Heinz Zellermayer, nach dem 2. Weltkrieg Chef der Berliner Gastronomen und später 20 Jahre CDU-Abgeordneter im Berliner Abgeordnetenhaus, hat 1946 bei den westalliierten Stadtkommandanten die Abschaffung der Sperrstunde durchgesetzt. Die CDU bekennt sich noch heute zu diesem „Erbe“ und lehnt eine Sperrstunde in Berlin ab.
Wir setzen uns dafür ein, dass der bestehende Lärm- und Immissionsschutz, wie passiver Schallschutz, weiter verbessert und ausgebaut wird. Dazu muss Berlin die entsprechenden Verwaltungsvorschriften und Gesetze im Bereich des Lärmschutzes und des Verwaltungsverfahrens anpassen.
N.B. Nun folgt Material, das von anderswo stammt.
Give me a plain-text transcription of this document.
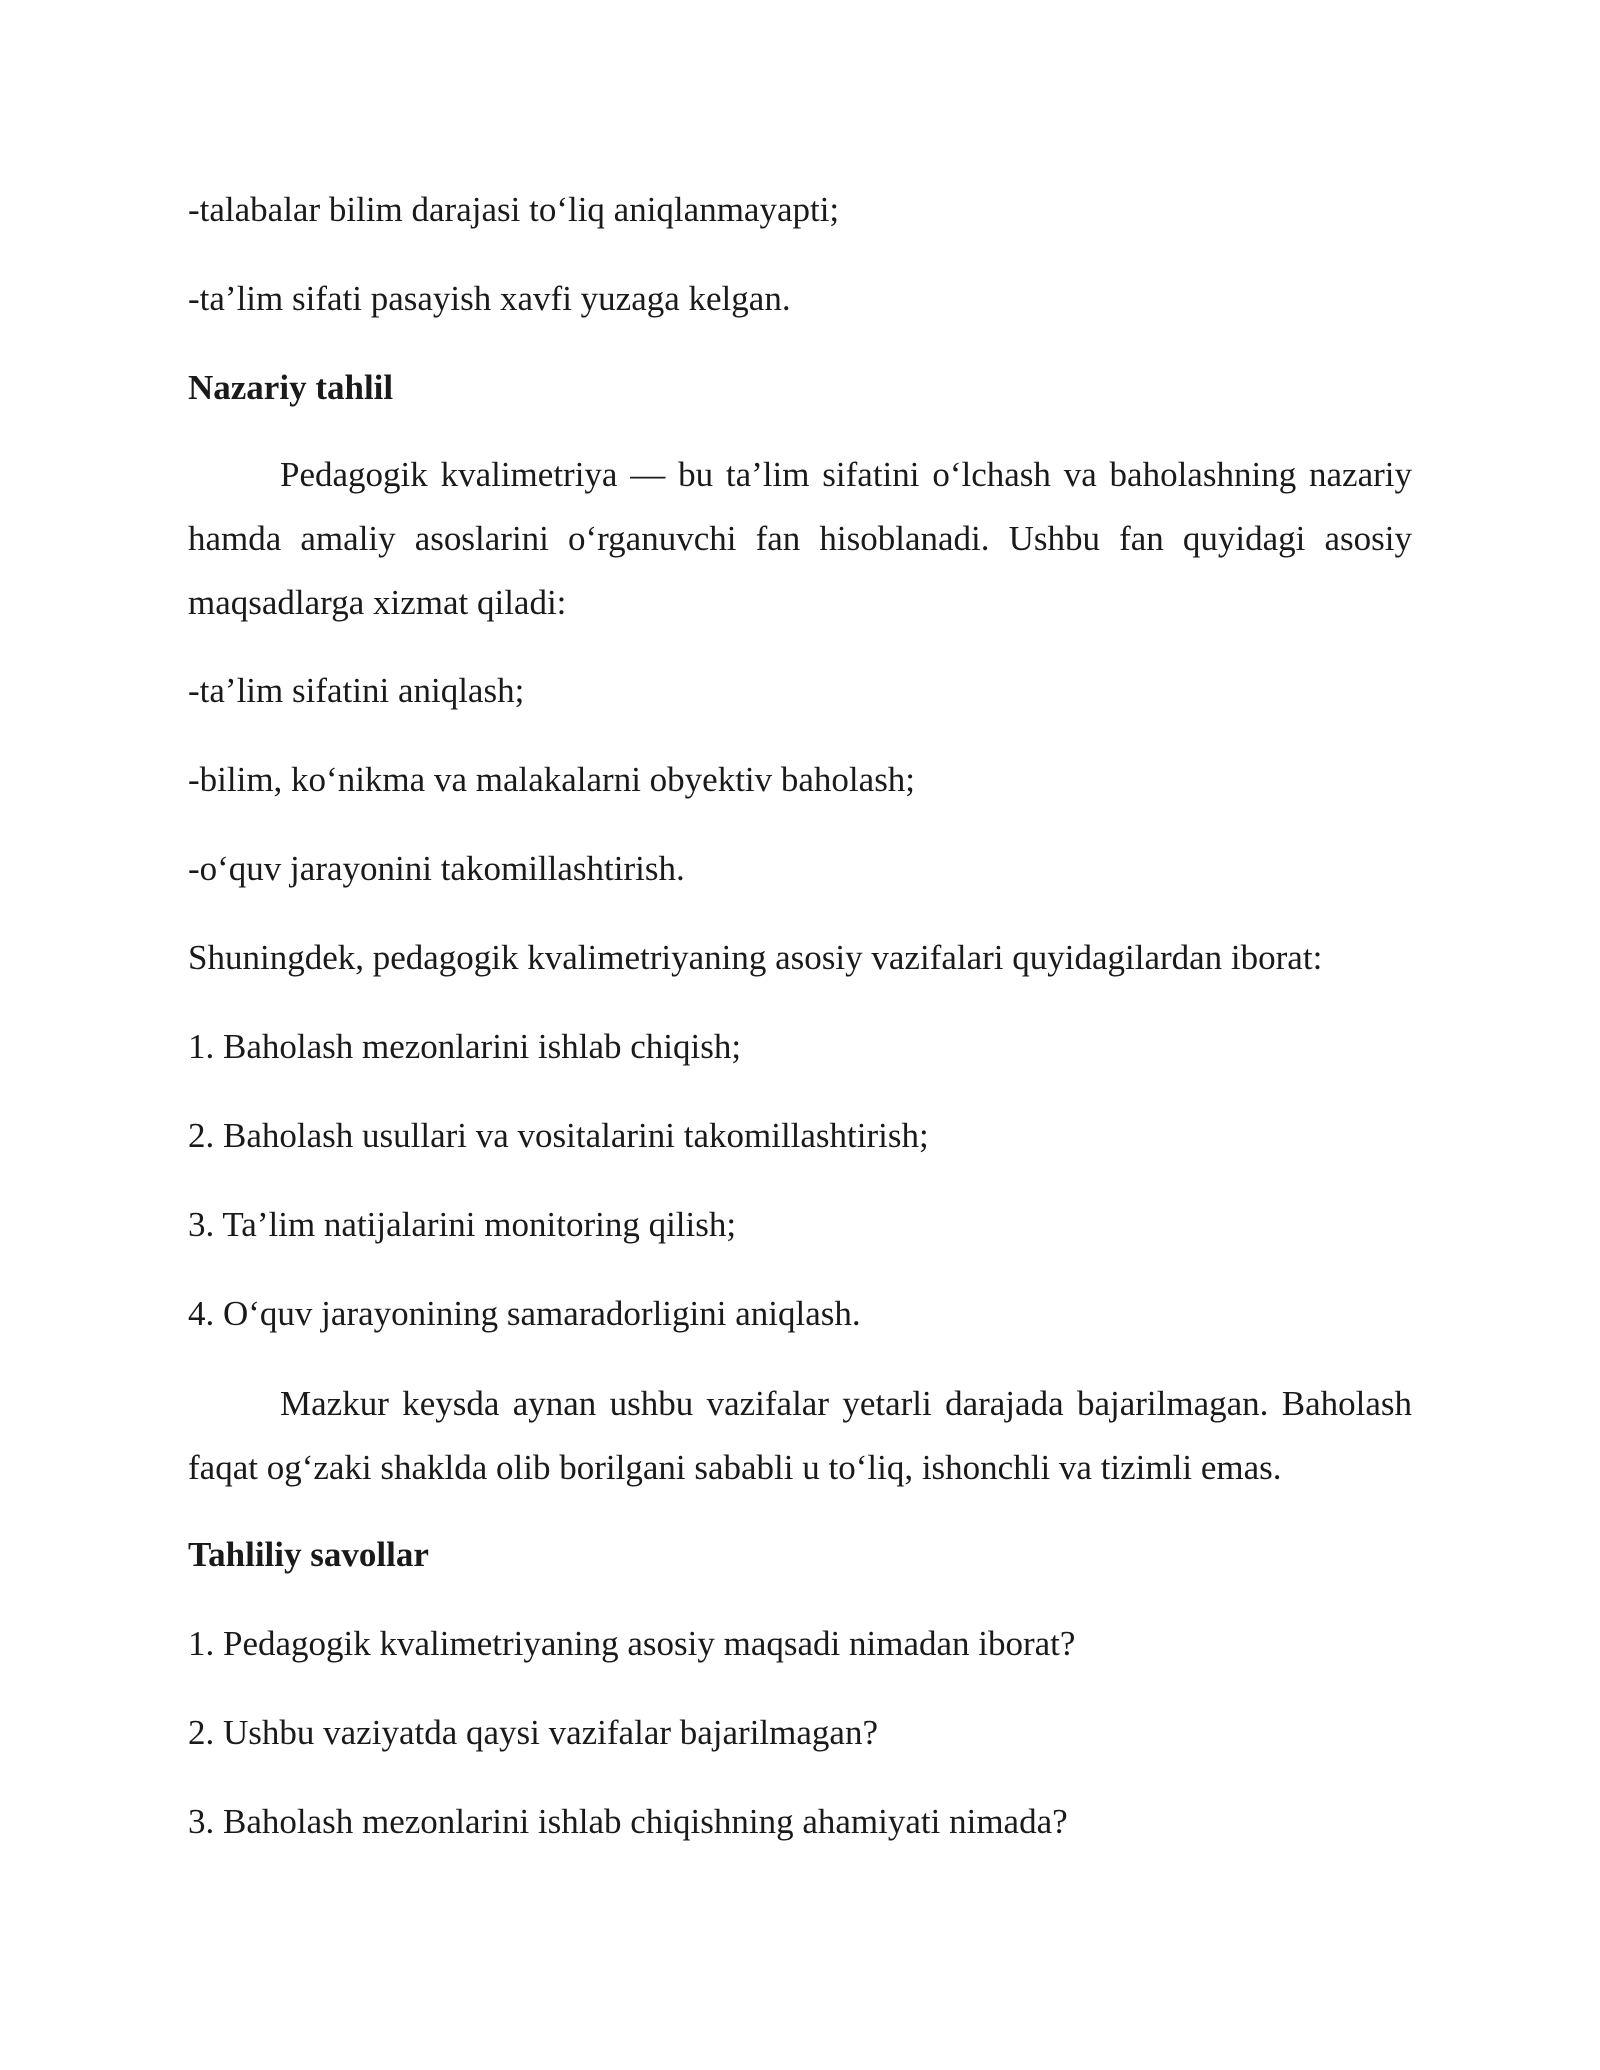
-talabalar bilim darajasi to‘liq aniqlanmayapti;
-ta’lim sifati pasayish xavfi yuzaga kelgan.
Nazariy tahlil
Pedagogik kvalimetriya — bu ta’lim sifatini o‘lchash va baholashning nazariy hamda amaliy asoslarini o‘rganuvchi fan hisoblanadi. Ushbu fan quyidagi asosiy maqsadlarga xizmat qiladi:
-ta’lim sifatini aniqlash;
-bilim, ko‘nikma va malakalarni obyektiv baholash;
-o‘quv jarayonini takomillashtirish.
Shuningdek, pedagogik kvalimetriyaning asosiy vazifalari quyidagilardan iborat:
1. Baholash mezonlarini ishlab chiqish;
2. Baholash usullari va vositalarini takomillashtirish;
3. Ta’lim natijalarini monitoring qilish;
4. O‘quv jarayonining samaradorligini aniqlash.
Mazkur keysda aynan ushbu vazifalar yetarli darajada bajarilmagan. Baholash faqat og‘zaki shaklda olib borilgani sababli u to‘liq, ishonchli va tizimli emas.
Tahliliy savollar
1. Pedagogik kvalimetriyaning asosiy maqsadi nimadan iborat?
2. Ushbu vaziyatda qaysi vazifalar bajarilmagan?
3. Baholash mezonlarini ishlab chiqishning ahamiyati nimada?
Mit der Novellierung des Baugesetzbuches 2017 haben wir eine neue Gebietskategorie, nämlich das Urbane Gebiet, eingeführt. Dieses zeichnet sich durch Nutzungsmischung aus: Gewerbebetriebe, Wohnungen, aber auch soziale, kulturelle und andere Einrichtungen können in nächster Nähe gemeinsam existieren. Im Urbanen Gebiet finden Wirtschaft, Wohnen und Wohlfühlen nebeneinander statt, und diese funktionale Nutzungsmischung überzeugt die Menschen. Wir haben uns deshalb auf Bundesebene dafür eingesetzt, dass der zulässige Lärmwert im Urbanen Gebiet auf 63 dB(A) (bisher: 60) angehoben wurde. Zugelassen werden können Vergnügungsstätten, soweit sie die Wohnnutzung nicht wesentlich stören. Kommunen können auf Antrag Ausnahmegenehmigungen erteilen. Für die Nachtstunden hatte der Bundesrat auf einer Beibehaltung des zulässigen Werts von 45 dB(A) bestanden. Passiven Schallschutz wie das sogenannte Hafencity-Fenster, das Schallschutz bei teilgeöffnetem Fenster ermöglicht, haben die Bundesländer abgelehnt.
Die nächtlichen Lärmrichtwerte sind in der neu eingeführten Gebietskategorie Urbanes Gebiet nicht über die Werte in Mischgebieten erhöht worden. Unverändert bleibt die Bestimmung der Beurteilungspegel vor geöffnetem Fenster. Da in der Innenstadt aber allein schon ein hoher Verkehrslärm herrscht, sollten die Lärmschutzregularien für Clubs unserer Auffassung nach auf Angemessenheit geprüft werden. Besser als die standardisierte Betrachtung ist aber eine einzelfallorientierte Lärmkonfliktlösung vor Ort in einem Nachbarschaftsrat.
Die TA Lärm ist in vielen Punkten nicht mehr zeitgemäß. Einer Änderung auf Bundesebene sind wir aufgeschlossen. Die Schwierigkeit besteht darin, bei Neuregelungen einen fairen Kompromiss zwischen allen Interessengruppen zu erreichen, die gerade beim Lärmschutz oft gegenteilige Ansichten haben. Landesspezifische Regelungen sind hingegen schwer umsetzbar, da Bundesrecht vor Landesrecht geht und der Bund hier zuständig ist.
Wir arbeiten bereits intensiv an einer entsprechenden Änderung der TA Lärm auf Bundesebene und stehen in einem konstruktiven Austausch mit der Bundestagsfraktion dazu.